2024-08-29
The web fun fact that domains can end in dots and canonicalization failures
Recently, my section of the Fediverse learned that the paywall of a large US-based news company could be bypassed simply by putting a '.' at the end of the website name. That is to say, you asked for 'https://newssite.com./article' instead of 'https://newssite.com/article'. People had a bit of a laugh (myself included) and also sympathized, because this is relatively obscure DNS trivia. Later, I found myself with a bit of a different view, which is that this is a failure of canonicalization in the web programming and web server environment.
(One theory for how this issue could happen is that the news company runs multiple sites from the same infrastructure and wants the paywall to only apply to some of them. Modern paywalls are relatively sophisticated programming, so I can easily imagine listing off the domains that should be affected by the paywall and missing the 'domain.' forms, perhaps because the people doing the programming simply don't know that bit of trivial.)
At the textual level, there are a lot of ways to vary host names and URLs.

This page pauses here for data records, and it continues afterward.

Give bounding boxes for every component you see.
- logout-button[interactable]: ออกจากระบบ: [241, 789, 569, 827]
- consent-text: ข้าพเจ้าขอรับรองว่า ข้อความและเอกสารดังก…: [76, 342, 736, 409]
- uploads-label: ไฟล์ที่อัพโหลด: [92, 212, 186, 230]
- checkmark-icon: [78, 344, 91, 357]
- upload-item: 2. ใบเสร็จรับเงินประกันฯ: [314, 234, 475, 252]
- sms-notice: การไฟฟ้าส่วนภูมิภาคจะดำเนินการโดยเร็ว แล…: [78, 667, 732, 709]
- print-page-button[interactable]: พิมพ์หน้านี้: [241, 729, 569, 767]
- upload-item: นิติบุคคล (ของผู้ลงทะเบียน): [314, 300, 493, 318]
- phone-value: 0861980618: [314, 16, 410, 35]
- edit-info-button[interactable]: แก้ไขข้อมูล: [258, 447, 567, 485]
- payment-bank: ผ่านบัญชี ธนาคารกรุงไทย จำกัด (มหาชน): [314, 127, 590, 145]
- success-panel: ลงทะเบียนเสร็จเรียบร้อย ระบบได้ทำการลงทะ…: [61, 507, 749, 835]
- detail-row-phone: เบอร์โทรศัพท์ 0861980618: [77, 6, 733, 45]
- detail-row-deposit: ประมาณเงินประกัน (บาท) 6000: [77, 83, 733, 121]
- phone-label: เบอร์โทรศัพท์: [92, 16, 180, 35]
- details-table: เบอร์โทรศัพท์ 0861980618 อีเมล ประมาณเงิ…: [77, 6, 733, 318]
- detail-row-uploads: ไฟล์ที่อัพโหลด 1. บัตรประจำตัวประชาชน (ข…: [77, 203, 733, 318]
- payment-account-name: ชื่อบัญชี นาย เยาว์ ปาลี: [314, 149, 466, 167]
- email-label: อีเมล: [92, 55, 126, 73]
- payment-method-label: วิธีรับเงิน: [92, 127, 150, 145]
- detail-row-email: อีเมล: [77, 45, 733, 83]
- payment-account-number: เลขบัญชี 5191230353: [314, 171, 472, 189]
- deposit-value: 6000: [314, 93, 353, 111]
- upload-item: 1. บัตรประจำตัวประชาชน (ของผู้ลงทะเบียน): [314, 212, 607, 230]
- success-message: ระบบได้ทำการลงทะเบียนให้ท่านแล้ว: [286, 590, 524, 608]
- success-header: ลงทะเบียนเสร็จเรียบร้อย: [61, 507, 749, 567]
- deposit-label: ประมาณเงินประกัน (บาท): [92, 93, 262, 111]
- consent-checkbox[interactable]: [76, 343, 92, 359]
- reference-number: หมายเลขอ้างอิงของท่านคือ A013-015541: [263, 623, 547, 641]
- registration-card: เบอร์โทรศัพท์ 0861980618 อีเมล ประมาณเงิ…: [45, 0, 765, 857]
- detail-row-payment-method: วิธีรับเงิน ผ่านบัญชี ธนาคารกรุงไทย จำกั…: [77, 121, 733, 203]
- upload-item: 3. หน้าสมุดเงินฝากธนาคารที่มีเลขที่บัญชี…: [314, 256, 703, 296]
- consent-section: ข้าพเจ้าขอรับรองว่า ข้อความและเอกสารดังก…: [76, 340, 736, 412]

Hostnames are case independent, characters in URLs can be %-encoded, and so on (and I'm going to leave out structural modifications like '/./' and '/../' URL path elements or adding random query parameters). Web programming and web server environments already shield people from some of those by default; for example, if you configure a name-based virtual host, I think basically every web server will treat the name you provided as a case-independent one. Broadly we can consider this as canonicalizing the URL and other HTTP request information for you, so that you don't have to do it and thus you don't have to know all of the different variations that are possible.
It's my view that this canonicalization should also happen for host and domain names with dots at the end. Your web programming code should not have to even care about the possibility by default, any more than you probably have to care about it when configuring virtual hosts. If you really wanted to know low-level details about the request you should be able to, but the normal, easily accessible information you use for comparing and matching and so on should be canonicalized for you. This way it can be handled once by experts who know all of the crazy things that can appear in URLs, instead of repeatedly by web programmers who don't.
(Because if we make everyone handle this themselves we already know what's going to happen; some of them won't, and then we'll get various sorts of malfunctions, bugs, and security issues.)
PS: I've probably written some web related code that gets this wrong, treating 'domain.' and 'domain' as two separate things (and so probably denying access to the 'domain.' form as an unknown host). In fact if you try this here on Wandering Thoughts, you'll get a redirection to the dotless version of the domain, but this is because I put in a general 'redirect all weird domain variations to the canonical domain' feature a long time ago.
(My personal view is that redirecting to the canonical form of the domain is a perfectly valid thing to do in this situation.)